As we evolve over the years and become stronger thanks to the multiple inventions in medicines - cancer evolves too (still a part of our body remember?) So they are still stronger than normal cells even after evolution. In fact cancer has been prevalent from ancient times and mummified remains of Cancer patients have been found at multiple locations. The one and only disease to have survived the centuries.
Scared already? There's more. Because cancer cells are part of body and body can't distinguish between them and normal cells - nor can external medicines. Most medicines act on the principal of attacking a foreign substance - a virus, a bacteria, a fungus etc. Only cancer medicines attack actual existing functioning and healthy body cells along with cancer cells! In fact the blood brain barrier; which evolved specifically to keep harmful cells away from the brain; lets in cancer cells happily while stopping chemo drugs from entering (in football analogy the worst kind of self goal there could be)

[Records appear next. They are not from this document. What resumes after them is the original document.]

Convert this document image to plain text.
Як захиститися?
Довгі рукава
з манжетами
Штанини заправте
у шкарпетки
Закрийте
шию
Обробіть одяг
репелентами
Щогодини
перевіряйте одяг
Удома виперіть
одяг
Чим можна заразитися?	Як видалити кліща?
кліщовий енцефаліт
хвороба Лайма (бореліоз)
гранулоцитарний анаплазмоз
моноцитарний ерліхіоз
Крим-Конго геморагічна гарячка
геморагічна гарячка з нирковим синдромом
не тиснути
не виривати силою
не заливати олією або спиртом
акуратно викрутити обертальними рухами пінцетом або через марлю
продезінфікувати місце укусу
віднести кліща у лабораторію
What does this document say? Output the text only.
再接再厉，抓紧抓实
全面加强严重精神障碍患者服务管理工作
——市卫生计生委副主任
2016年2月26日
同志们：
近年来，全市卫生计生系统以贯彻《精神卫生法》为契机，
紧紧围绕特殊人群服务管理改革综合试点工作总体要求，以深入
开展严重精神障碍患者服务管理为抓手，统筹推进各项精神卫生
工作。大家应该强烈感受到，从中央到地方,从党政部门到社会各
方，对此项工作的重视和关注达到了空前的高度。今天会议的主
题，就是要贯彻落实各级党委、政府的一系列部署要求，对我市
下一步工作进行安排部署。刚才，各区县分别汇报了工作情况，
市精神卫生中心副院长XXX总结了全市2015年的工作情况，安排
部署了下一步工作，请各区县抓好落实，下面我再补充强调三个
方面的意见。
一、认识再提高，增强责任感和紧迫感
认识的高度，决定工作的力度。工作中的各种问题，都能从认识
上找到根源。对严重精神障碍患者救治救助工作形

B. Now since cancer cells evolve they also learn to evade tactics of getting rid of them. So a single treatment methodology almost always has lesser effect in long term than a multi treatment one - hence the deadly triumvirate of chemo, surgery and radiation is prescribed for most cancers. (Think Ravan and his heart being crushed by Hanuman at the same time as Lord Ram let loose an arrow at his body. If both are not killed together one just regenerates the other and starts killing again. In fact Siddhartha mentions this Ravan story in his book as a possible analogy for cancer used by an ancient Aryan society which had made tremendous progress in medicine due to partly Sushrut and other greats)
C. And lastly the irony of it all - since the only way to distinguish these two cells is rate of growth, medicines target ALL growth cells in body which leads to normal side effects of hair loss, fertility loss, menopause in women etc...
So by the time it was necessary for me to research on cancer I knew the disease dispassionately. What was new was the jolt that even while I was reading up on cancer, it was growing inside me (remember the lump was discovered in Aug) - insidious lil thing that it is! And that introduced me to the most difficult part of Cancer - denial. Denial in all forms and I will touch upon the ones I experienced. But at the time that our story last digressed, Ashvek and I had just spent a sleepless night reading up on cancer.
Morning had us bundling up Manasvi to school and heading for a biopsy. Mum joined in with a glum face and dad just hugged me hard before I went in. I have a horrible habit of cracking wisecracks when I'm nervous - and I remember doing the same during the 10 min procedure. I have a very low threshold to pain (ask my gynaec - Even with just a 4 hour labour ending in normal delivery I was fighting half the time for an epi and begging for a csec which thankfully he refused) and so local anaesthesia was welcomed. A needle was inserted via guided sonography and tissue samples were pulled out for a typical FNAC procedure. Multiple slides were created immediately and handed over (did I mention I'm a doctors daughter and hence the radiologist went really out of her way?) And before dad and Ashvek ran off to literally opposite ends of Mumbai to get the sample processed, I got my mammo report. A typical mammo report has a scale with the lowest for benign tumours and highest for a 95 % probability for malignancy (doctor speak for cancer) and guess where was I on the scale? The highest possible rating! As we were to find out in the next few days - we were no longer interested in the statistic of 0.01 % women at 30 with no history of cancer get breast cancer but whether i was a 100% part of that 0.01%. There were no longer any probabilities of multiple dice throws - just a simple binary coin toss - yes or no!
And after the two longest days of our life (the mum and the mum in law kept in the dark to spare them the uncertainty) the coin dropped to show Cancer rearing its ugly head!